Nós, ciclistas passamos muito tempo a queixar-nos do comportamento dos automobilistas. Uso a primeira pessoa do plural: faço parte do grupo. Porém, tenho estado a viver numa cidade - Palma de Mallorca - onde as bicicletas são respeitadas, apreciadas e defendidas. Num ano de Palma oiço menos buzinadelas do que em dois dias de Lisboa. Razias tive uma, talvez (mas não estou seguro). As bicicletas são admitidas em quase todas as lojas, apesar de haver parqueamentos a cada esquina. Não menciono os pavimentos, porque dependem das câmaras municipais e não dos carros, claro. Mas posso dizer que há menos buracos em toda a cidade de Palma do que numa rua da nossa cidade.

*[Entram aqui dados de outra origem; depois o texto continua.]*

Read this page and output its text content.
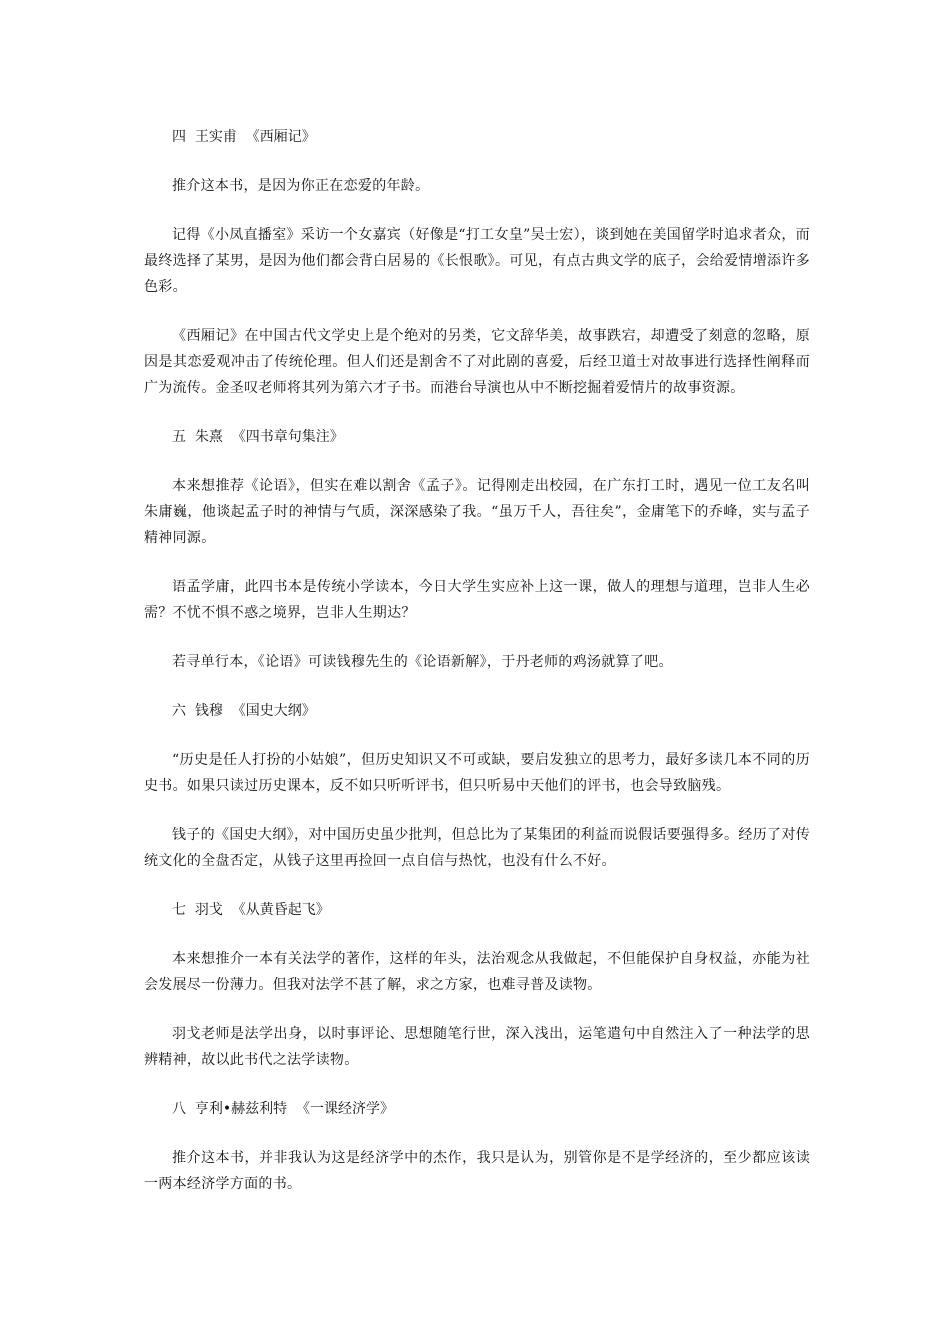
四  王实甫  《西厢记》
推介这本书，是因为你正在恋爱的年龄。
记得《小凤直播室》采访一个女嘉宾（好像是“打工女皇”吴士宏），谈到她在美国留学时追求者众，而最终选择了某男，是因为他们都会背白居易的《长恨歌》。可见，有点古典文学的底子，会给爱情增添许多色彩。
《西厢记》在中国古代文学史上是个绝对的另类，它文辞华美，故事跌宕，却遭受了刻意的忽略，原因是其恋爱观冲击了传统伦理。但人们还是割舍不了对此剧的喜爱，后经卫道士对故事进行选择性阐释而广为流传。金圣叹老师将其列为第六才子书。而港台导演也从中不断挖掘着爱情片的故事资源。
五  朱熹  《四书章句集注》
本来想推荐《论语》，但实在难以割舍《孟子》。记得刚走出校园，在广东打工时，遇见一位工友名叫朱庸巍，他谈起孟子时的神情与气质，深深感染了我。“虽万千人，吾往矣”，金庸笔下的乔峰，实与孟子精神同源。
语孟学庸，此四书本是传统小学读本，今日大学生实应补上这一课，做人的理想与道理，岂非人生必需？不忧不惧不惑之境界，岂非人生期达？
若寻单行本，《论语》可读钱穆先生的《论语新解》，于丹老师的鸡汤就算了吧。
六  钱穆  《国史大纲》
“历史是任人打扮的小姑娘”，但历史知识又不可或缺，要启发独立的思考力，最好多读几本不同的历史书。如果只读过历史课本，反不如只听听评书，但只听易中天他们的评书，也会导致脑残。
钱子的《国史大纲》，对中国历史虽少批判，但总比为了某集团的利益而说假话要强得多。经历了对传统文化的全盘否定，从钱子这里再捡回一点自信与热忱，也没有什么不好。
七  羽戈  《从黄昏起飞》
本来想推介一本有关法学的著作，这样的年头，法治观念从我做起，不但能保护自身权益，亦能为社会发展尽一份薄力。但我对法学不甚了解，求之方家，也难寻普及读物。
羽戈老师是法学出身，以时事评论、思想随笔行世，深入浅出，运笔遣句中自然注入了一种法学的思辨精神，故以此书代之法学读物。
八  亨利•赫兹利特  《一课经济学》
推介这本书，并非我认为这是经济学中的杰作，我只是认为，别管你是不是学经济的，至少都应该读一两本经济学方面的书。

Acabo de passar um mês em Lisboa e ocorreu-me que somos injustos com os nossos automobilistas. Em primeiro lugar porque eles são selvagens entre eles também, não é só connosco. Apitam-se, insultam-se, cortam-se o caminho uns aos outros como homens de antes da hominização. Depois, porque nos esquecemos de apreciar devidamente o trabalho que ser selvagem dá. É enorme: é preciso estar constantemente à espreita de uma "asneira" (entre aspas porque a maioria das vezes nem isso são), apitar, gritar, exaltar-se por dá cá aquela palha, gesticular, fazer manguitos e por aí fora.

Os nossos automobilistas são verdadeiros stakhanovistas da irritação. Devem ser admirados; e nós não nos devemos queixar de ser o alvo dos seus violentos esforços para não serem absorvidos pela boa educação, pela urbanidade, pela - osemos o termo - civilização.

(Publicado no grupo Massa Crítica).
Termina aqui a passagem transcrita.